Imagem: Disney+/Marvel

Mesmo que essa não fosse a intenção da sala dos roteiristas Loki, você pode olhar para uma figura como Loki – uma pessoa que se deleita com o caos e a reviravolta das normas sociais – vendo a intimidade física com outra versão de si mesmo como uma espécie de ato subversivo que cheira a tabu para o público casual. O que vale a pena contemplar, disse Haines, não é o incesto, mas sim como o beijo de Sylvie e Loki foi a personificação desse tipo de transgressão. “Em outras palavras, a questão é menos, ‘isso conta como incesto’ e mais ‘o que aconteceria se essa regra social realmente básica fosse afrouxada?’”, disse Haines.
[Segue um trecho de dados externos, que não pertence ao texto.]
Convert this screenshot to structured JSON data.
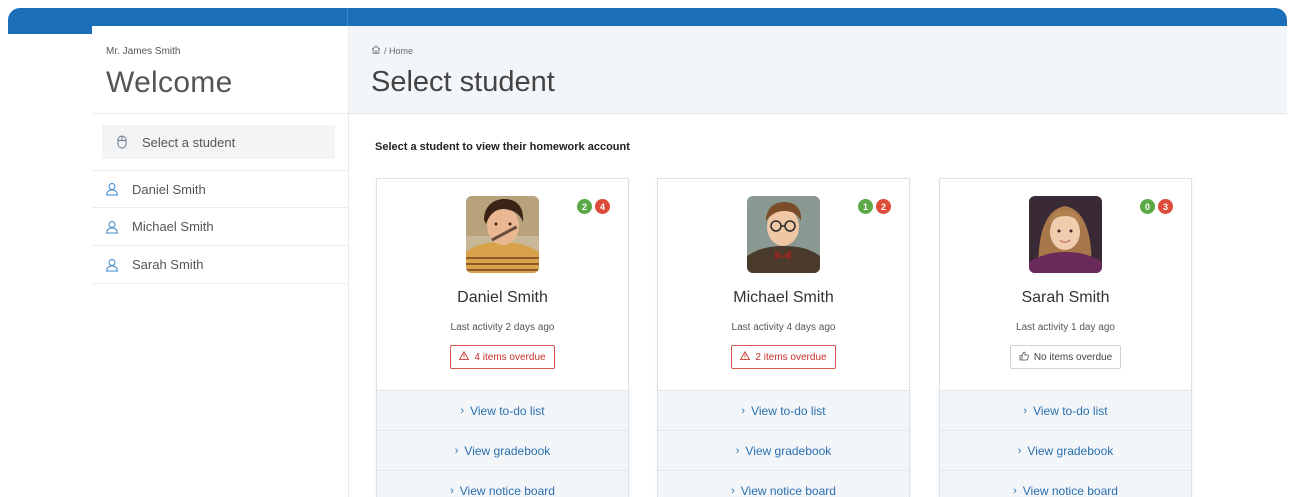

“A civilização entraria em colapso? O caos perturbaria o multiverso? Ou as coisas seriam praticamente as mesmas, exceto que não tomaríamos como garantidas até mesmo as regras sociais e culturais mais básicas? Isso me parece uma proposição muito Loki: não uma revolução, realmente, mais uma ironia amarga que solapa as suposições auto-sérias sobre a natureza humana ou o que significa ser ‘civilizado’”.
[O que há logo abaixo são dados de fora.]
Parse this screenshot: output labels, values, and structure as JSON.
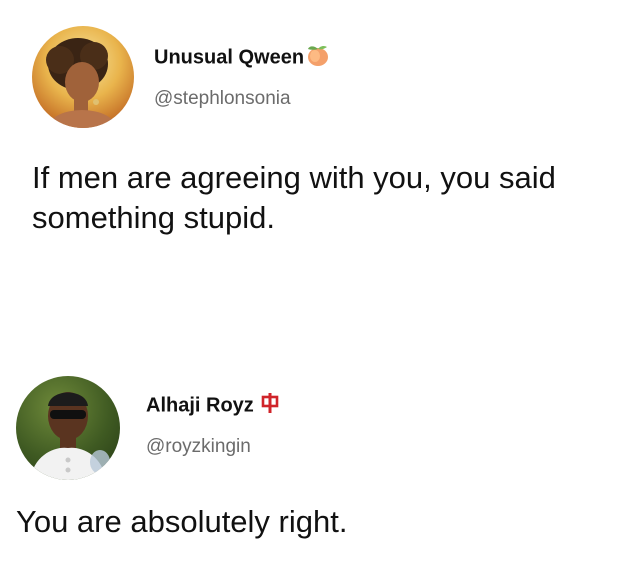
{
  "tweets": [
    {
      "display_name": "Unusual Qween",
      "handle": "@stephlonsonia",
      "badge_icon": "peach-emoji-icon",
      "text": "If men are agreeing with you, you said something stupid."
    },
    {
      "display_name": "Alhaji Royz",
      "handle": "@royzkingin",
      "badge_icon": "mahjong-red-dragon-icon",
      "text": "You are absolutely right."
    }
  ]
}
É provável que tudo isso seja destruído até certo ponto na segunda temporada de Loki, que vai aumentar após o momento de angústia desta temporada e, presumivelmente, com o que quer que Loki faça com o Doutor Estranho e a Feiticeira Escarlate em Multiverso da Loucura. Mas mesmo que o beijo não acabe sendo explicado como uma tentativa de Loki de contrariar as normas sociais por meio do amor-próprio, Haines pensa que definitivamente fala sobre a possibilidade de mudança no futuro de Loki.

“Às vezes, dormir com a versão de você de outra dimensão é uma maneira de se lembrar de que você poderia ter (e ainda poderia ser!) Uma pessoa muito diferente”, disse Haines. “Tudo isso para dizer que Loki é um trapaceiro porque ele não está disposto a deixar a sociedade ou a filosofia prendê-lo a um único eu.”